Waitrose owner The John Lewis Partnership has reported a first-half loss of £55 million (€60.5 million), saying the hit to trading from the pandemic had left it in the same position as it was after World War Two – unable to pay a bonus to staff.
The business said the closure of stores during the national lockdown and the purchase of low-profit products like toilet paper had hit overall trading.
Yesterday, its Waitrose business said that it was planning to close four stores due to a drop in profitability.
Operating Profits
Operating profit at the department store chain fell by 46% in the first-half to July 25. As a result, the employee-owned group will not pay its staff, known as partners, a bonus.
'The Group found itself in a similar position in 1948 when the bonus was halted following the Second World War,' the company said. 'We came through then to be even stronger than before and we will do so again.'
The company said that its worst case scenario as set out in April for the full year of a sales fall of 5% in Waitrose and 35% in John Lewis remained its view.

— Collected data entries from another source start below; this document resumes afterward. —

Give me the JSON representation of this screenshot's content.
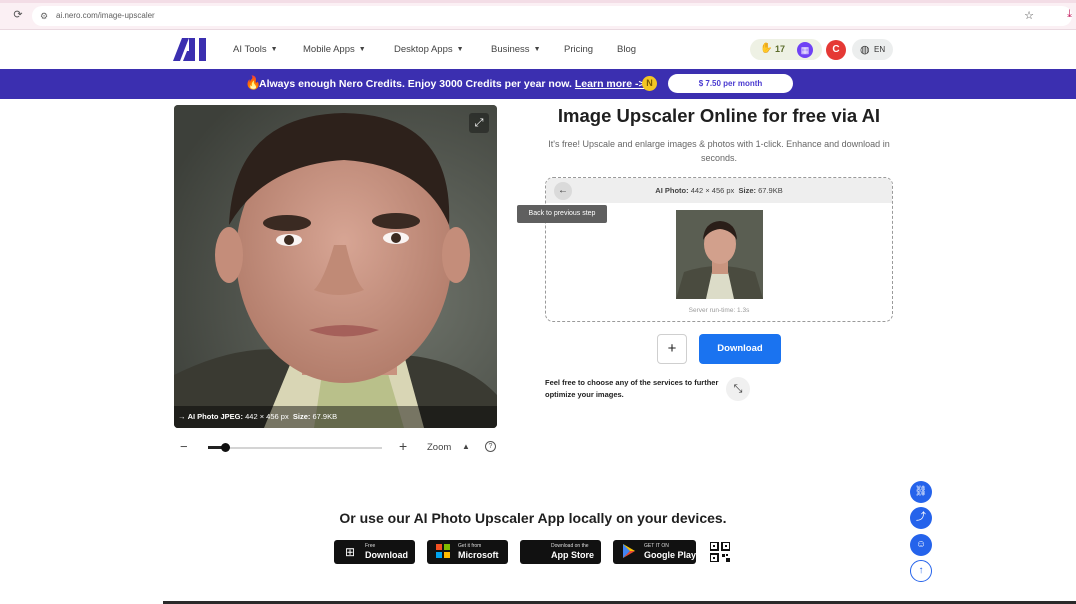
{
  "browser": {
    "url": "ai.nero.com/image-upscaler"
  },
  "nav": {
    "items": [
      {
        "label": "AI Tools",
        "has_caret": true
      },
      {
        "label": "Mobile Apps",
        "has_caret": true
      },
      {
        "label": "Desktop Apps",
        "has_caret": true
      },
      {
        "label": "Business",
        "has_caret": true
      },
      {
        "label": "Pricing",
        "has_caret": false
      },
      {
        "label": "Blog",
        "has_caret": false
      }
    ],
    "credits": "17",
    "avatar_letter": "C",
    "language": "EN"
  },
  "banner": {
    "text": "Always enough Nero Credits. Enjoy 3000 Credits per year now.",
    "link": "Learn more ->",
    "price": "$ 7.50 per month"
  },
  "preview": {
    "caption_label": "AI Photo JPEG:",
    "caption_dims": "442 × 456 px",
    "caption_size_label": "Size:",
    "caption_size": "67.9KB"
  },
  "zoom": {
    "label": "Zoom",
    "level_fraction": 0.1
  },
  "main": {
    "title": "Image Upscaler Online for free via AI",
    "subtitle": "It's free! Upscale and enlarge images & photos with 1-click. Enhance and download in seconds."
  },
  "result": {
    "meta_label": "AI Photo:",
    "dims": "442 × 456 px",
    "size_label": "Size:",
    "size": "67.9KB",
    "runtime": "Server run-time: 1.3s",
    "tooltip": "Back to previous step"
  },
  "actions": {
    "add": "+",
    "download": "Download",
    "hint": "Feel free to choose any of the services to further optimize your images."
  },
  "apps": {
    "title": "Or use our AI Photo Upscaler App locally on your devices.",
    "stores": [
      {
        "small": "Free",
        "big": "Download",
        "icon": "windows-icon"
      },
      {
        "small": "Get it from",
        "big": "Microsoft",
        "icon": "microsoft-icon"
      },
      {
        "small": "Download on the",
        "big": "App Store",
        "icon": "apple-icon"
      },
      {
        "small": "GET IT ON",
        "big": "Google Play",
        "icon": "google-play-icon"
      }
    ]
  },
  "colors": {
    "brand": "#3b2fb0",
    "primary_button": "#1a73f0",
    "avatar": "#e53935"
  }
}
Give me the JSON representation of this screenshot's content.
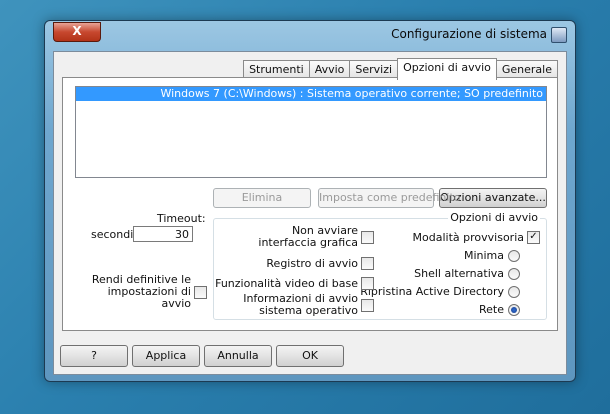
{
  "window": {
    "title": "Configurazione di sistema",
    "close_label": "X"
  },
  "tabs": [
    {
      "label": "Generale",
      "active": false
    },
    {
      "label": "Opzioni di avvio",
      "active": true
    },
    {
      "label": "Servizi",
      "active": false
    },
    {
      "label": "Avvio",
      "active": false
    },
    {
      "label": "Strumenti",
      "active": false
    }
  ],
  "os_list": {
    "items": [
      "Windows 7 (C:\\Windows) : Sistema operativo corrente; SO predefinito"
    ]
  },
  "buttons": {
    "advanced": "Opzioni avanzate...",
    "set_default": "Imposta come predefinito",
    "delete": "Elimina",
    "ok": "OK",
    "cancel": "Annulla",
    "apply": "Applica",
    "help": "?"
  },
  "boot_options": {
    "legend": "Opzioni di avvio",
    "safe_boot_label": "Modalità provvisoria",
    "safe_boot_checked": true,
    "minimal": "Minima",
    "alternate_shell": "Shell alternativa",
    "ad_repair": "Ripristina Active Directory",
    "network": "Rete",
    "selected": "Rete"
  },
  "extra_options": {
    "no_gui": "Non avviare interfaccia grafica",
    "boot_log": "Registro di avvio",
    "base_video": "Funzionalità video di base",
    "os_info": "Informazioni di avvio sistema operativo"
  },
  "timeout": {
    "label": "Timeout:",
    "value": "30",
    "unit": "secondi"
  },
  "permanent": {
    "label": "Rendi definitive le impostazioni di avvio"
  }
}
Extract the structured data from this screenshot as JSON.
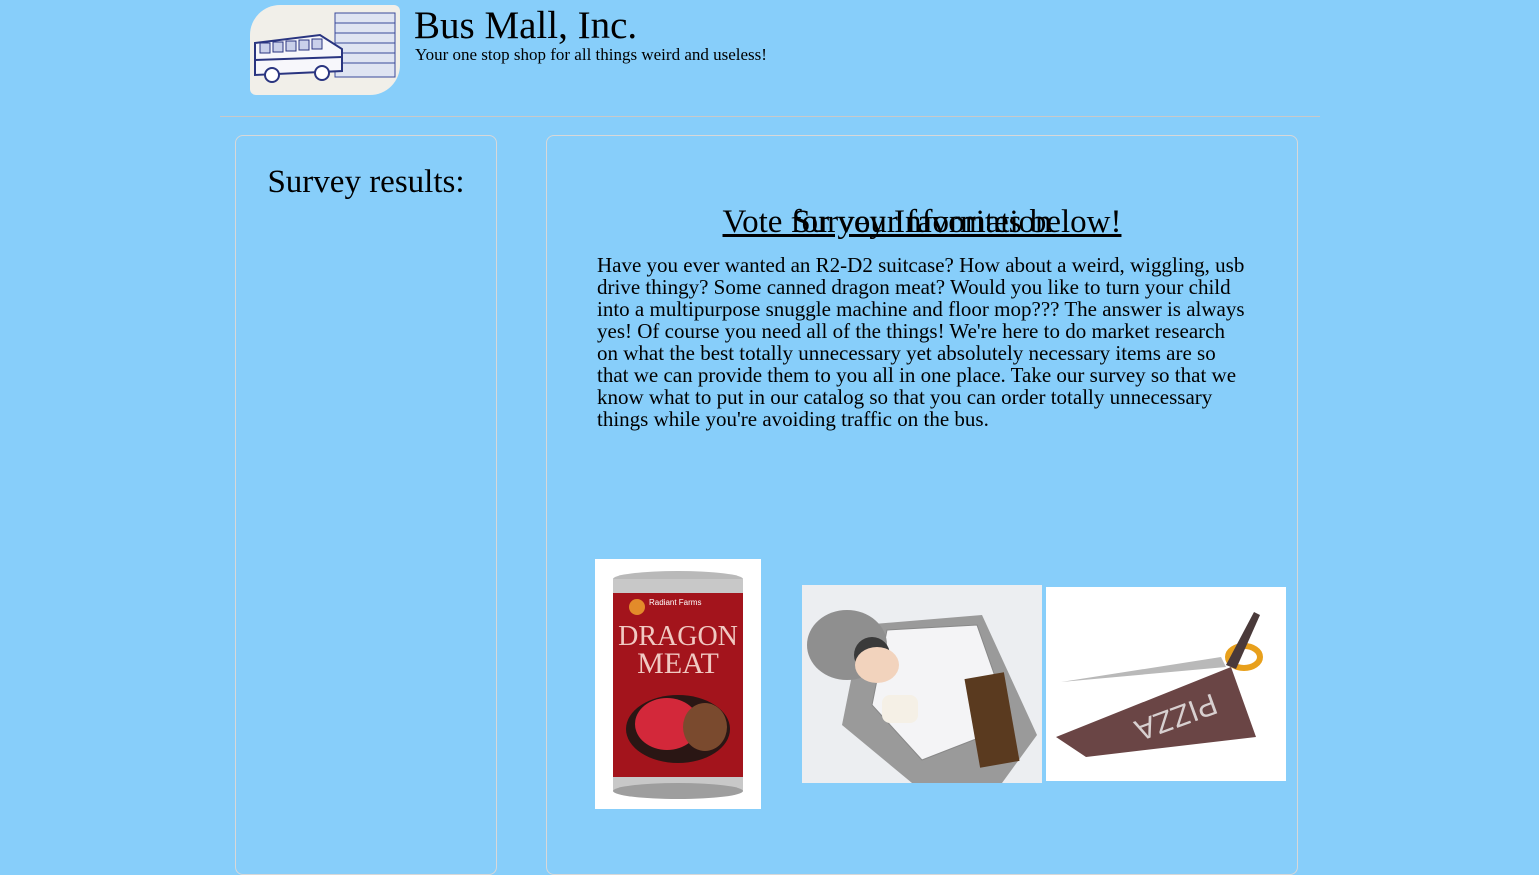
{
  "header": {
    "title": "Bus Mall, Inc.",
    "tagline": "Your one stop shop for all things weird and useless!",
    "logo_icon": "school-bus-icon"
  },
  "results": {
    "heading": "Survey results:"
  },
  "info": {
    "heading": "Survey Information",
    "body": "Have you ever wanted an R2-D2 suitcase? How about a weird, wiggling, usb drive thingy? Some canned dragon meat? Would you like to turn your child into a multipurpose snuggle machine and floor mop??? The answer is always yes! Of course you need all of the things! We're here to do market research on what the best totally unnecessary yet absolutely necessary items are so that we can provide them to you all in one place. Take our survey so that we know what to put in our catalog so that you can order totally unnecessary things while you're avoiding traffic on the bus.",
    "vote_heading": "Vote for your favorites below!"
  },
  "products": [
    {
      "icon": "dragon-meat-can-icon",
      "brand": "Radiant Farms",
      "label_line1": "DRAGON",
      "label_line2": "MEAT"
    },
    {
      "icon": "tauntaun-sleeping-bag-icon"
    },
    {
      "icon": "pizza-scissors-icon",
      "word": "PIZZA"
    }
  ],
  "colors": {
    "background": "#87cefa",
    "panel_border": "#d8d8d8"
  }
}
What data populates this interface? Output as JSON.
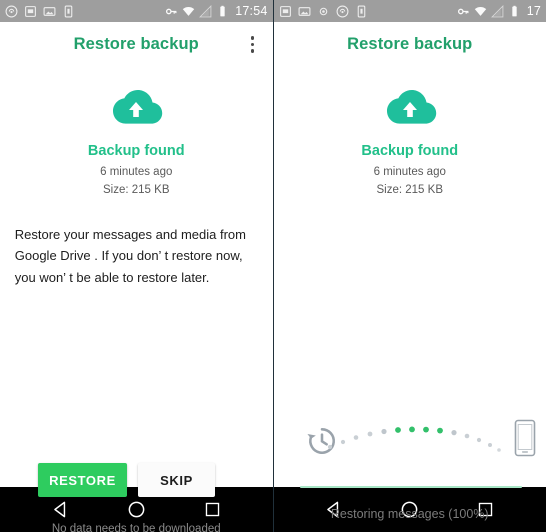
{
  "left_screen": {
    "statusbar": {
      "icons_left": [
        "sync-icon",
        "sim-card-icon",
        "image-icon",
        "sd-card-icon"
      ],
      "icons_right": [
        "vpn-key-icon",
        "wifi-icon",
        "signal-icon",
        "battery-icon"
      ],
      "time": "17:54"
    },
    "appbar": {
      "title": "Restore backup",
      "overflow_icon": "more-vert-icon"
    },
    "body": {
      "cloud_icon": "cloud-upload-icon",
      "heading": "Backup found",
      "time_ago": "6 minutes ago",
      "size": "Size: 215 KB",
      "description": "Restore your messages and media from Google Drive . If you don’ t restore now, you won’ t be able to restore later."
    },
    "buttons": {
      "restore": "RESTORE",
      "skip": "SKIP"
    },
    "footnote": "No data needs to be downloaded"
  },
  "right_screen": {
    "statusbar": {
      "icons_left": [
        "sim-card-icon",
        "image-icon",
        "dot-icon",
        "sync-icon",
        "sd-card-icon"
      ],
      "icons_right": [
        "vpn-key-icon",
        "wifi-icon",
        "signal-icon",
        "battery-icon"
      ],
      "time": "17"
    },
    "appbar": {
      "title": "Restore backup"
    },
    "body": {
      "cloud_icon": "cloud-upload-icon",
      "heading": "Backup found",
      "time_ago": "6 minutes ago",
      "size": "Size: 215 KB"
    },
    "progress": {
      "source_icon": "history-restore-icon",
      "target_icon": "smartphone-icon",
      "dot_count": 14,
      "active_dots": [
        5,
        6,
        7,
        8,
        9
      ],
      "status_text": "Restoring messages (100%)",
      "percent": "100%"
    }
  },
  "navbar": {
    "back": "back-triangle-icon",
    "home": "home-circle-icon",
    "recents": "recents-square-icon"
  },
  "colors": {
    "title_green": "#22a06b",
    "accent_green": "#22c08a",
    "button_green": "#2ecc5f",
    "statusbar_grey": "#9e9e9e",
    "progress_line": "#a8e6c6"
  }
}
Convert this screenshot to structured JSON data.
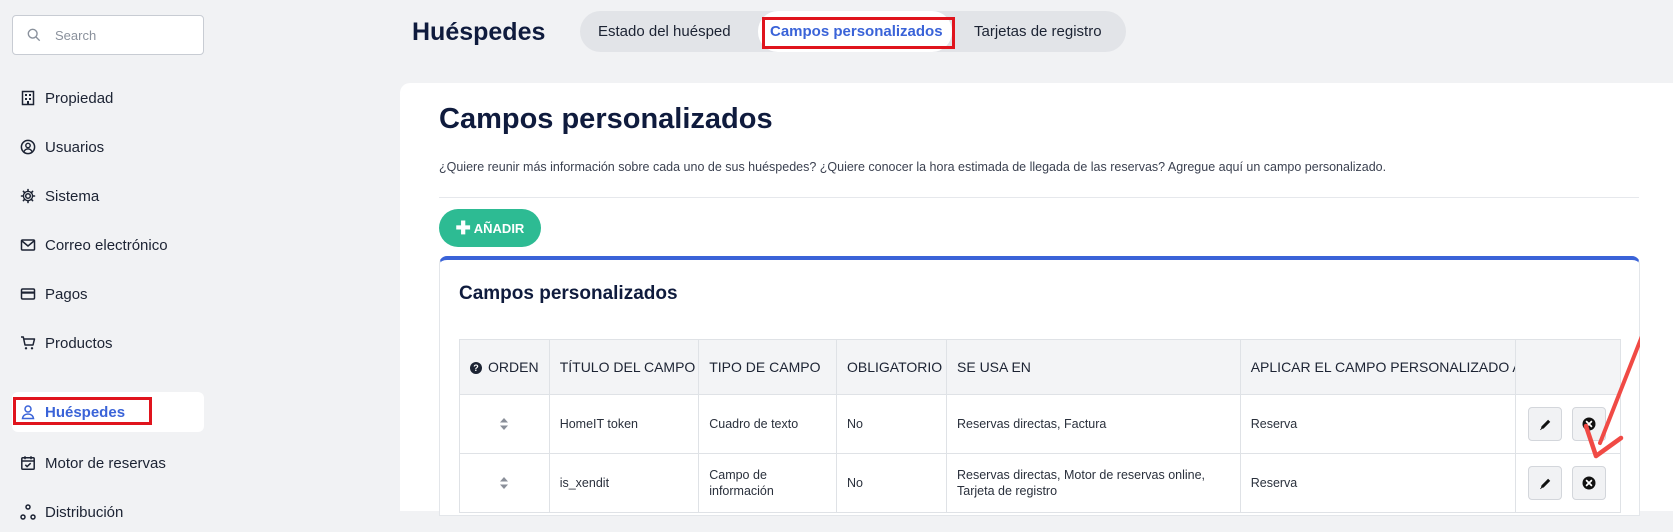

'We now believe the most likely outcome will be a small loss or a small profit for the year,' it said.
Loved Brands
Commenting on the group's outlook, chairman Sharon White said, "We should be confident about our future. We have two of the best loved brands on the high street.
"Purpose is fundamental to everything we do and believe in - tackling inequality, improving sustainability and wellbeing - at a time when customers are more thoughtful than ever before about what they buy and who they buy with."